Für ein human globalisiertes Welt-Wir!

Aargauer Zeitung, September 2006

Die Abstimmung über das neue Asyl- und Ausländergesetzt zielt auf ein Ereignis, welches das 21. Jahrhundert noch radikal verändern dürfte: die Völkerwanderung von Süd nach Nord, von Ost nach West – von der Armut in den Reichtum. Unterbinden kann und darf diese niemand. Verdrängen, nicht wahrhaben kann man sie bloss, indem man sich auf die Vergangenheit fixiert. Doch die Welt dreht sich stets vorwärts, nie rückwärts.

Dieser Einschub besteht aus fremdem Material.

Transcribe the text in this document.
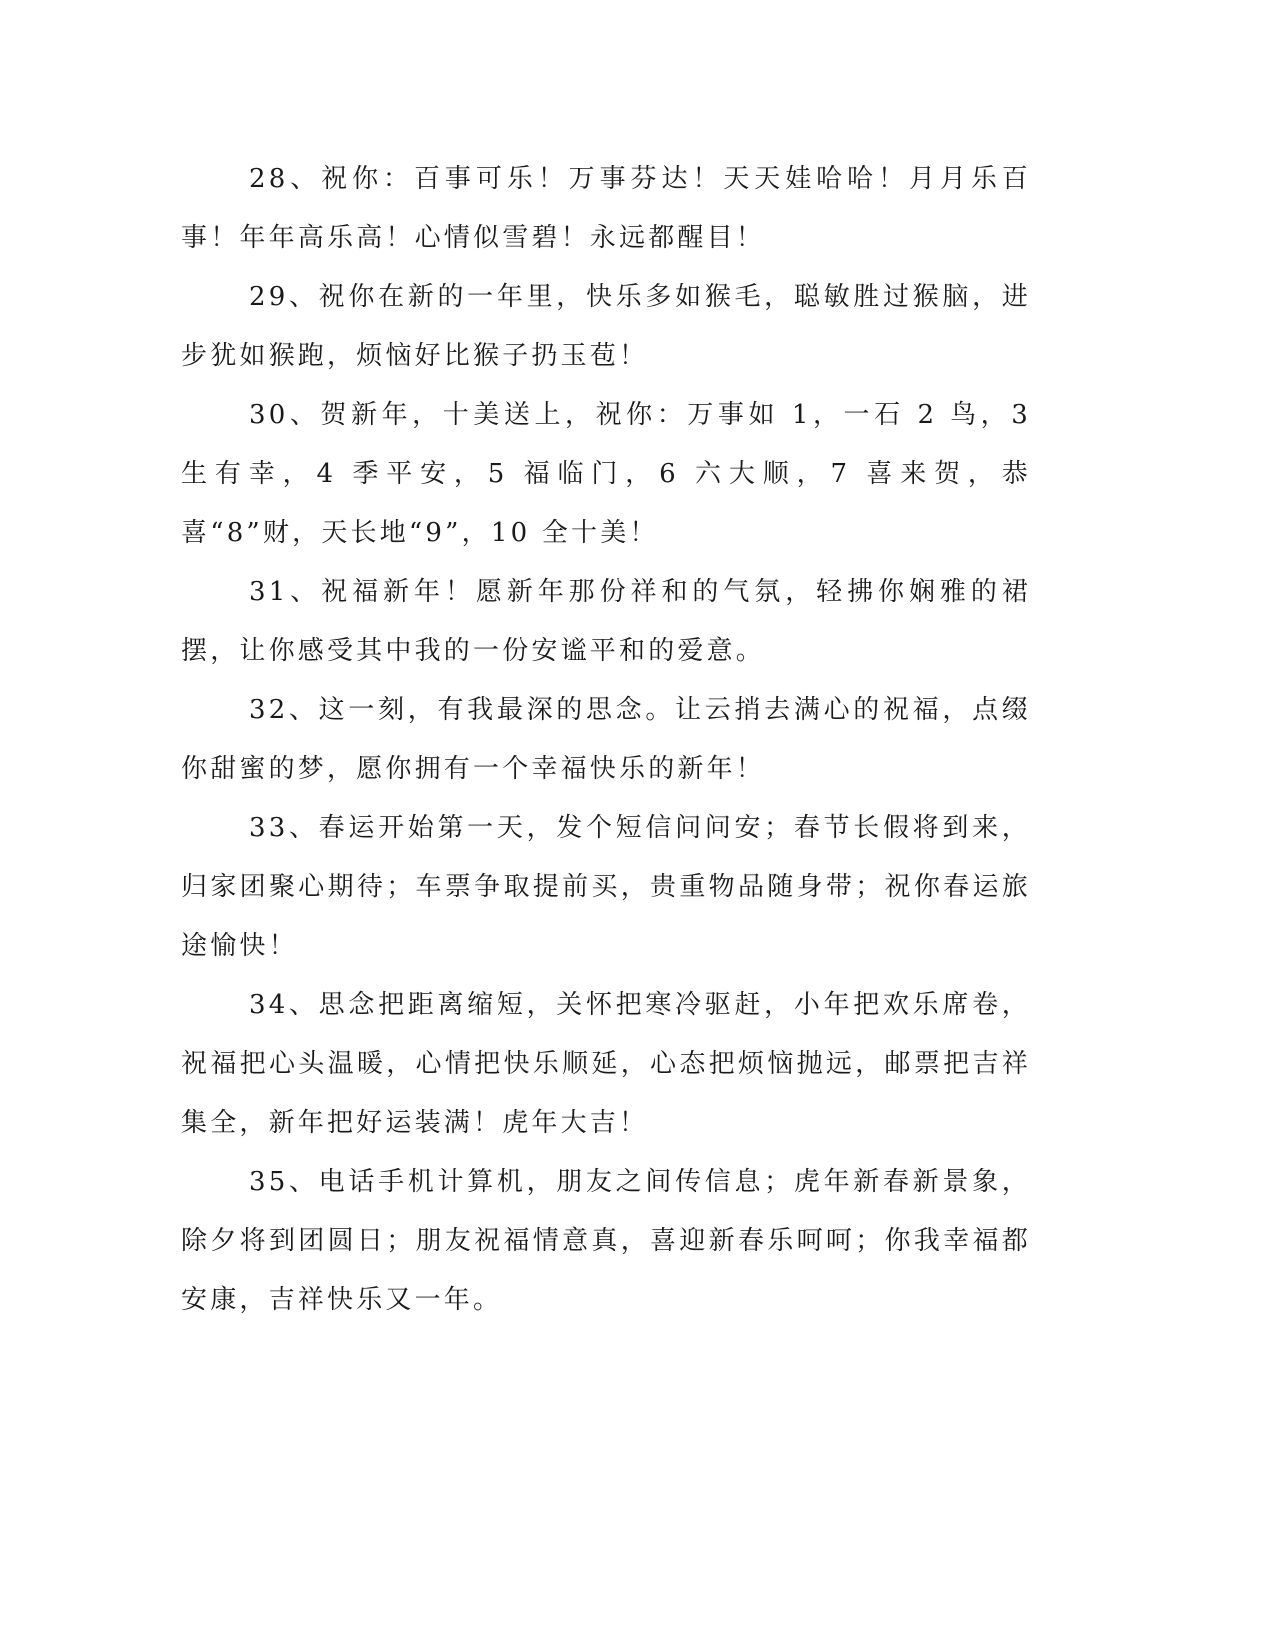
28、祝你：百事可乐！万事芬达！天天娃哈哈！月月乐百事！年年高乐高！心情似雪碧！永远都醒目！

29、祝你在新的一年里，快乐多如猴毛，聪敏胜过猴脑，进步犹如猴跑，烦恼好比猴子扔玉苞！

30、贺新年，十美送上，祝你：万事如 1，一石 2 鸟，3 生有幸，4 季平安，5 福临门，6 六大顺，7 喜来贺，恭喜“8”财，天长地“9”，10 全十美！

31、祝福新年！愿新年那份祥和的气氛，轻拂你娴雅的裙摆，让你感受其中我的一份安谧平和的爱意。

32、这一刻，有我最深的思念。让云捎去满心的祝福，点缀你甜蜜的梦，愿你拥有一个幸福快乐的新年！

33、春运开始第一天，发个短信问问安；春节长假将到来，归家团聚心期待；车票争取提前买，贵重物品随身带；祝你春运旅途愉快！

34、思念把距离缩短，关怀把寒冷驱赶，小年把欢乐席卷，祝福把心头温暖，心情把快乐顺延，心态把烦恼抛远，邮票把吉祥集全，新年把好运装满！虎年大吉！

35、电话手机计算机，朋友之间传信息；虎年新春新景象，除夕将到团圆日；朋友祝福情意真，喜迎新春乐呵呵；你我幸福都安康，吉祥快乐又一年。
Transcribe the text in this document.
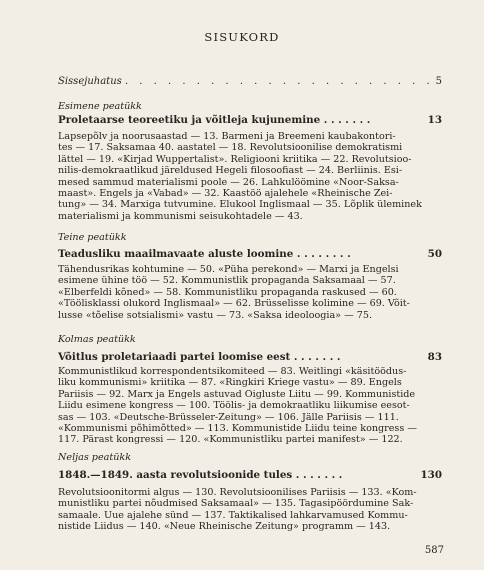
SISUKORD
Sissejuhatus . . . . . . . . . . . . . . . . . . . . . . 5
Esimene peatükk
Proletaarse teoreetiku ja võitleja kujunemine . . . . . . .	13
Lapsepõlv ja noorusaastad — 13. Barmeni ja Breemeni kaubakontori-
tes — 17. Saksamaa 40. aastatel — 18. Revolutsioonilise demokratismi
lättel — 19. «Kirjad Wuppertalist». Religiooni kriitika — 22. Revolutsioo-
nilis-demokraatlikud järeldused Hegeli filosoofiast — 24. Berliinis. Esi-
mesed sammud materialismi poole — 26. Lahkulöömine «Noor-Saksa-
maast». Engels ja «Vabad» — 32. Kaastöö ajalehele «Rheinische Zei-
tung» — 34. Marxiga tutvumine. Elukool Inglismaal — 35. Lõplik üleminek
materialismi ja kommunismi seisukohtadele — 43.
Teine peatükk
Teadusliku maailmavaate aluste loomine . . . . . . . .	50
Tähendusrikas kohtumine — 50. «Püha perekond» — Marxi ja Engelsi
esimene ühine töö — 52. Kommunistlik propaganda Saksamaal — 57.
«Elberfeldi kõned» — 58. Kommunistliku propaganda raskused — 60.
«Töölisklassi olukord Inglismaal» — 62. Brüsselisse kolimine — 69. Võit-
lusse «tõelise sotsialismi» vastu — 73. «Saksa ideoloogia» — 75.
Kolmas peatükk
Võitlus proletariaadi partei loomise eest . . . . . . .	83
Kommunistlikud korrespondentsikomiteed — 83. Weitlingi «käsitöödus-
liku kommunismi» kriitika — 87. «Ringkiri Kriege vastu» — 89. Engels
Pariisis — 92. Marx ja Engels astuvad Õigluste Liitu — 99. Kommunistide
Liidu esimene kongress — 100. Töölis- ja demokraatliku liikumise eesot-
sas — 103. «Deutsche-Brüsseler-Zeitung» — 106. Jälle Pariisis — 111.
«Kommunismi põhimõtted» — 113. Kommunistide Liidu teine kongress —
117. Pärast kongressi — 120. «Kommunistliku partei manifest» — 122.
Neljas peatükk
1848.—1849. aasta revolutsioonide tules . . . . . . .	130
Revolutsioonitormi algus — 130. Revolutsioonilises Pariisis — 133. «Kom-
munistliku partei nõudmised Saksamaal» — 135. Tagasipöördumine Sak-
samaale. Uue ajalehe sünd — 137. Taktikalised lahkarvamused Kommu-
nistide Liidus — 140. «Neue Rheinische Zeitung» programm — 143.
587
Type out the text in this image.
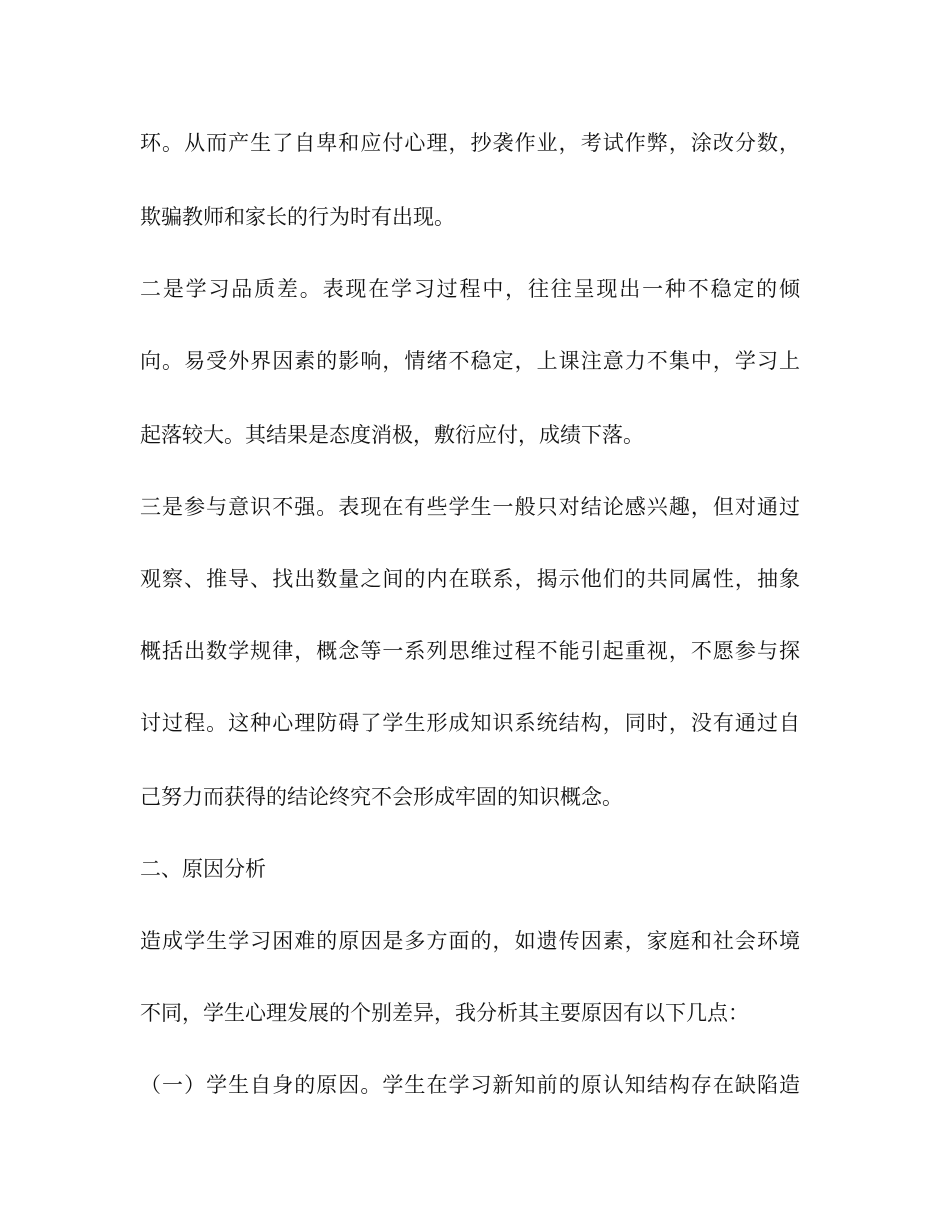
环。从而产生了自卑和应付心理，抄袭作业，考试作弊，涂改分数，
欺骗教师和家长的行为时有出现。
二是学习品质差。表现在学习过程中，往往呈现出一种不稳定的倾
向。易受外界因素的影响，情绪不稳定，上课注意力不集中，学习上
起落较大。其结果是态度消极，敷衍应付，成绩下落。
三是参与意识不强。表现在有些学生一般只对结论感兴趣，但对通过
观察、推导、找出数量之间的内在联系，揭示他们的共同属性，抽象
概括出数学规律，概念等一系列思维过程不能引起重视，不愿参与探
讨过程。这种心理防碍了学生形成知识系统结构，同时，没有通过自
己努力而获得的结论终究不会形成牢固的知识概念。
二、原因分析
造成学生学习困难的原因是多方面的，如遗传因素，家庭和社会环境
不同，学生心理发展的个别差异，我分析其主要原因有以下几点：
（一）学生自身的原因。学生在学习新知前的原认知结构存在缺陷造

Und mitgestalten können wir nur die Zukunft. Es gilt mitzuhelfen, diesen epochalen Prozess so gut wie möglich ablaufen zu lassen, im Grossen wie im Kleinen. Diese Völkerwanderung ist weltgeschichtlich notwenig, sie will die Not eines Grossteils der Menschen wenden. Und Not herrscht nun wirklich im grössten , Leserbrief, September 2006Teil der Welt; nur auf kleinen Inseln, wie bei uns, gibt es Wohlstand und Überfluss – auf Kosten der andern.

Gleichgewicht und Ausgleich schaffen die Gesetze der Physik – aber auch der Geschichte. Dass von dort, wo es zu viel hat, genommen, und dorthin, wo es zu wenig hat, verschoben wird, ist natürlich. Dies geschieht «normalerweise» durch Kriege oder künftig mit dem weltweit agierenden Terror, dessen Vorspiele wir gegenwärtig erleben. Dass Krieg und Terror einen Grossteil der Menschheit auslöschen können, liegt auf der Hand. Folglich ist es nur vernünftig, das fundamentale Problem der Völkerwanderung lösen zu versuchen. «Alles Leben ist Problemlösen», meinte der Rationalist Karl Popper.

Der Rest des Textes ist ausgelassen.